The top two answers were that marketers want to use AI to increase productivity and efficiency. I found this strange because in these top responses there were no findings specifically related to the sales or marketing function. Using AI to increase sales was lower on the scale! This raises the question of what should be the main concern for a marketer? If a marketer had increasing sales as their main goal, then the top reason for investing in AI should have been to increase sales. But marketers seem to be more concerned about efficiency, productivity, and innovations, than sales!
Interestingly we have had a similar experience in our agency here at WSI. We have been experimenting with artificial intelligence in the form of Chatbots.
We have recently added chatbots to our web pages to help us field questions from our web visitors. The initiative has yielded very positive results, particularly in terms of productivity and efficiency!
Although it is quite obvious that they are chatting with a robot, the visitors seam comfortable enough to engage this way in order to give us the information we need to best help them. Furthermore, applications like Chatpath and Drift can apply automated emails, set reminders for callbacks or even schedule meetings while you are away from the office.
Where would you most want AI applied to your organization?
The top answer was “customer service” with a number of marketers also choosing “competitive intelligence”.
Obviously, as AI starts embedding itself into an organization, many areas will benefit according to the surveyed marketers. The top benefit would be in analysis, research, strategy, and planning. Two other areas mentioned include media buying and media planning.
How long will it be before AI makes a significant impact on their marketing activity?
In answer to this question, 22% of markets estimated 5 years, 19% said 2 years, and 18% believed AI will start impacting marketing in 3 years. More importantly, 61% of the marketers surveyed responded that some roles would be replaced by AI.
Marketers are not the only ones who fear being replaced by AI. 29% of software developers are anxious that they could be replaced by AI as well.
So, how can marketers prepare themselves?
When facing this challenge, it is a good exercise to go back to the times when chess players were almost rock stars. Then a threat appeared in the form of Deep Blue, the computer program capable of playing chess. But the human race needs to be challenged to rise to new standards, and the advent of Deep Blue not only did not win over humans, but it also ended up creating better chess players! In fact, there are more than twice as many grandmasters now as there were when Deep Blue beat Kasparov!
Without any doubt, there will be marketing jobs that will be replaced by AI, but many others will also be created, as is already happening today. The difference between being replaced or being elected for the new roles is entirely a choice of each marketer. Some jobs are more prone to replacement by automation than others. Learning to configure, manage, operate, interpret and program AI platforms will be a highly demanded skill, but there is a price to pay: moving out of the comfort zone, learning the new technologies and take advantage of the opportunities.

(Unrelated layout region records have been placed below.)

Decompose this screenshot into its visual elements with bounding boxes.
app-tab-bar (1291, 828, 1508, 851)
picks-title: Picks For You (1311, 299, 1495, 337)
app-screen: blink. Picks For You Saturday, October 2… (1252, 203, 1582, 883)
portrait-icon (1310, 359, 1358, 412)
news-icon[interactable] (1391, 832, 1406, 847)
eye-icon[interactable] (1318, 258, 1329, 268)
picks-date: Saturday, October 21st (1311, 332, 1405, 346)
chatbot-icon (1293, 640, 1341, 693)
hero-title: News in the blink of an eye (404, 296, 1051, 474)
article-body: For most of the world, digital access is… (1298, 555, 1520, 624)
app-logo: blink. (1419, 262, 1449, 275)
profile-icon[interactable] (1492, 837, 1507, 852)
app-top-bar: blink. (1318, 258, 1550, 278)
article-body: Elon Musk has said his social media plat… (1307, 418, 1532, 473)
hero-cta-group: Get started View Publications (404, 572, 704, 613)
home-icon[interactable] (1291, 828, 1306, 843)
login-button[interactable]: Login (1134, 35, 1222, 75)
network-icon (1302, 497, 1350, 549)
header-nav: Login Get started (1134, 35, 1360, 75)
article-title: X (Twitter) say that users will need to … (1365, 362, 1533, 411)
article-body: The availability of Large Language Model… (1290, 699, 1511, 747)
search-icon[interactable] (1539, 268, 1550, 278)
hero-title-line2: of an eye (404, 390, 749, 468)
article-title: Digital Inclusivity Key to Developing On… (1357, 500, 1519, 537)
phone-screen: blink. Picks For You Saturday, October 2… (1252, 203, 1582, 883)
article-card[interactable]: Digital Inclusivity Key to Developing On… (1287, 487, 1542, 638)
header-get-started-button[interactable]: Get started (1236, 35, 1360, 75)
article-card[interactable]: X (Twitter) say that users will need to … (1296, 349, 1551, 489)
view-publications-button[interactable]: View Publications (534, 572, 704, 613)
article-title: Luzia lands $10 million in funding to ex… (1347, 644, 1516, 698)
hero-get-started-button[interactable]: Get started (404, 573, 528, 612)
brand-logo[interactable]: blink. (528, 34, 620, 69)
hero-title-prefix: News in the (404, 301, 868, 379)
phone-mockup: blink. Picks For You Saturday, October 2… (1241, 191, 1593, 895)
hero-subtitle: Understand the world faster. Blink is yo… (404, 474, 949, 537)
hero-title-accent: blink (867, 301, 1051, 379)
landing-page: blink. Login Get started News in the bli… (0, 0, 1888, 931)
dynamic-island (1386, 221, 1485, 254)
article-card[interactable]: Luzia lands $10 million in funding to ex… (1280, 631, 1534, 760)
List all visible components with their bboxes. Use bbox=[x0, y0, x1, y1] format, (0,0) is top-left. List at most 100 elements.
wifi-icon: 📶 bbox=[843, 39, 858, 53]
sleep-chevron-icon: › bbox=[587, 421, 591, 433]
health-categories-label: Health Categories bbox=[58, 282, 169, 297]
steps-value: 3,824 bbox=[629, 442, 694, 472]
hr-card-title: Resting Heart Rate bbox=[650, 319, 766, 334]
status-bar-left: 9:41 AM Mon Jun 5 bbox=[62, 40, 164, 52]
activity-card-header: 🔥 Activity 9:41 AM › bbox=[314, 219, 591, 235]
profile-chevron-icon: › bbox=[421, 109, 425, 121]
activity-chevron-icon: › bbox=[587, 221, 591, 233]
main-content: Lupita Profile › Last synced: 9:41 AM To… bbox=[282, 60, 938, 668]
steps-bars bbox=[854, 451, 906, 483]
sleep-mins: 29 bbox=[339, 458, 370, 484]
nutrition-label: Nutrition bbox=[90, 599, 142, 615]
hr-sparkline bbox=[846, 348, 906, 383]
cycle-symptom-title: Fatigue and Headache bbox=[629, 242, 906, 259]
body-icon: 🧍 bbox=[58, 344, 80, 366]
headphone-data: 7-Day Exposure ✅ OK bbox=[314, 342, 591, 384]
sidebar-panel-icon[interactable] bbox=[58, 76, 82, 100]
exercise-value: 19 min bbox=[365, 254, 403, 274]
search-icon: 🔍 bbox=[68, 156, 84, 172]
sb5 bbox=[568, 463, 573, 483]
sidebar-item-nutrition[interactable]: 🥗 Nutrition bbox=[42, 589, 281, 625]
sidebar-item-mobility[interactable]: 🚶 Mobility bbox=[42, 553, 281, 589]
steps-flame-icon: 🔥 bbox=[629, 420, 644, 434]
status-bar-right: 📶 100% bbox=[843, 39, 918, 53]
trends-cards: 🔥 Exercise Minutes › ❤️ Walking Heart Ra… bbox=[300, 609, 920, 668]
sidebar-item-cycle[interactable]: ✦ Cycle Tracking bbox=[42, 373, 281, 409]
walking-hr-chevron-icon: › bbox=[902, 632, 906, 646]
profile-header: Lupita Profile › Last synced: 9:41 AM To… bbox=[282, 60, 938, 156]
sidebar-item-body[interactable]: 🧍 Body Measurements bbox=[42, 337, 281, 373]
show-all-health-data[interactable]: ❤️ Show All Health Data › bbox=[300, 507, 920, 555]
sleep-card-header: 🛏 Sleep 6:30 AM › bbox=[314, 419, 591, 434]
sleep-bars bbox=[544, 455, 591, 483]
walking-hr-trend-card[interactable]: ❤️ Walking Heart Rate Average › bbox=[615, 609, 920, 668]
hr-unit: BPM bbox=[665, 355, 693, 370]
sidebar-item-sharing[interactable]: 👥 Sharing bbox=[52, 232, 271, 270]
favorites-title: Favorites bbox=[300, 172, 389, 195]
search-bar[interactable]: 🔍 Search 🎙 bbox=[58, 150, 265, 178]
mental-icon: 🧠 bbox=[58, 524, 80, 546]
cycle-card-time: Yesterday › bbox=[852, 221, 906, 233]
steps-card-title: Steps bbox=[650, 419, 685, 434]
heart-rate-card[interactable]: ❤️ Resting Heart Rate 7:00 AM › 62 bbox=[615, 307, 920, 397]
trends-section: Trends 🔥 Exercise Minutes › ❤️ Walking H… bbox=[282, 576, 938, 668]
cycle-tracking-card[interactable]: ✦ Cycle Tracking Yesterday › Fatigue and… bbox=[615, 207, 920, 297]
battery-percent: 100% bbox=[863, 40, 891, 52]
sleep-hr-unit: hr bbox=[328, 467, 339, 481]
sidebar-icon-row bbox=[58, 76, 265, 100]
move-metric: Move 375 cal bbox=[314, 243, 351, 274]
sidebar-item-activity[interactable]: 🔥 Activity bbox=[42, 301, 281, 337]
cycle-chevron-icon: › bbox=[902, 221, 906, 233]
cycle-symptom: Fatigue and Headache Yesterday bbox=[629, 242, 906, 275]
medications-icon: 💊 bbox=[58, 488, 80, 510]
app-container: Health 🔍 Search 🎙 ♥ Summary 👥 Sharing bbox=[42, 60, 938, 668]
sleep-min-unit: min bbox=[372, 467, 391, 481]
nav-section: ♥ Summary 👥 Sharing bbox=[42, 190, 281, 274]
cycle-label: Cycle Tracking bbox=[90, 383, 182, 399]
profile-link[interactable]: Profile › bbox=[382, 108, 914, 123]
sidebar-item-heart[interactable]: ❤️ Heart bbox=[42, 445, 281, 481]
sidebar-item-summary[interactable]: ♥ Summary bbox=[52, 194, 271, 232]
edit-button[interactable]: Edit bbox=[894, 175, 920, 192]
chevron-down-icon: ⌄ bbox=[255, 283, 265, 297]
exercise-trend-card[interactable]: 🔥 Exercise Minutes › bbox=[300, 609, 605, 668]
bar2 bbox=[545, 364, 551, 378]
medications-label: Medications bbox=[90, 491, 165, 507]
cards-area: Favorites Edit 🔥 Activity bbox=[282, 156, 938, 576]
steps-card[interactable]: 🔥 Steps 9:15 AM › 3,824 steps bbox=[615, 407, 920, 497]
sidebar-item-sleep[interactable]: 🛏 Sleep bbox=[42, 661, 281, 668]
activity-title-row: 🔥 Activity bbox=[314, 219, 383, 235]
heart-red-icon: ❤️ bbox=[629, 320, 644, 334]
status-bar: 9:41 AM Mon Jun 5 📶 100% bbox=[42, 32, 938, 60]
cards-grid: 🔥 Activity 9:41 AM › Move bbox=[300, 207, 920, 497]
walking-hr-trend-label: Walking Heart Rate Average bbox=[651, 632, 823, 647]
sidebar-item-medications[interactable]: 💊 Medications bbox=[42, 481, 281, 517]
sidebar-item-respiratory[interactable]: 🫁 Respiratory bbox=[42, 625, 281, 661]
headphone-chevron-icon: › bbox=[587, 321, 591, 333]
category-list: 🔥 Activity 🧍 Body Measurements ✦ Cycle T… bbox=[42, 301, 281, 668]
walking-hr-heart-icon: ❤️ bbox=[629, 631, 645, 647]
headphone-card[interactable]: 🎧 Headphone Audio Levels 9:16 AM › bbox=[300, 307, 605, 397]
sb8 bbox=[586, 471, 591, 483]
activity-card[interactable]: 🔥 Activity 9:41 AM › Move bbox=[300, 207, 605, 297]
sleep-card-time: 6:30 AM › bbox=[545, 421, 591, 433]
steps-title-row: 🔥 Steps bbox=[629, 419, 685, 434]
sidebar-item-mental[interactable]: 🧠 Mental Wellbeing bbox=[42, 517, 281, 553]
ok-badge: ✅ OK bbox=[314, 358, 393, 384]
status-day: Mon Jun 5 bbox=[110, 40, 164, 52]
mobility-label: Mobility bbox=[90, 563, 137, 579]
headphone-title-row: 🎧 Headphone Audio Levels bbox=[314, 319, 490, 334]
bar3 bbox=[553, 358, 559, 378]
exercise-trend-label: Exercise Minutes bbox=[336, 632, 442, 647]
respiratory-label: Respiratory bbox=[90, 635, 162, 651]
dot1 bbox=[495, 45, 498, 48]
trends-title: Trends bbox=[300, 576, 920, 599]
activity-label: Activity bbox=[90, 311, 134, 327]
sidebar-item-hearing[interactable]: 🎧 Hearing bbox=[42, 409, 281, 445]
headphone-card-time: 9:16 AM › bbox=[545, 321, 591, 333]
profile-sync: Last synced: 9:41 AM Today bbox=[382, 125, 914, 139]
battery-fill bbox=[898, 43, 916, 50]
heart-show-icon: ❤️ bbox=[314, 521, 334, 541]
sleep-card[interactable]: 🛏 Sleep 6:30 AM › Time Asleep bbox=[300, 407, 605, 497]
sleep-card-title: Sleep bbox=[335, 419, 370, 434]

For the next several years, technologies will augment what marketers can do, and all marketers should embrace them and become knowledgeable about them if they want to remain competitive and help their brands become competitive as well.
This article was inspired by my colleague Carlos Guzman. Carlos has been a member of the WSI community since 2004, he leads a digital marketing agency servicing Mexican and Latam clients. Carlos and his team specialise in social listening and analytics-based digital strategies.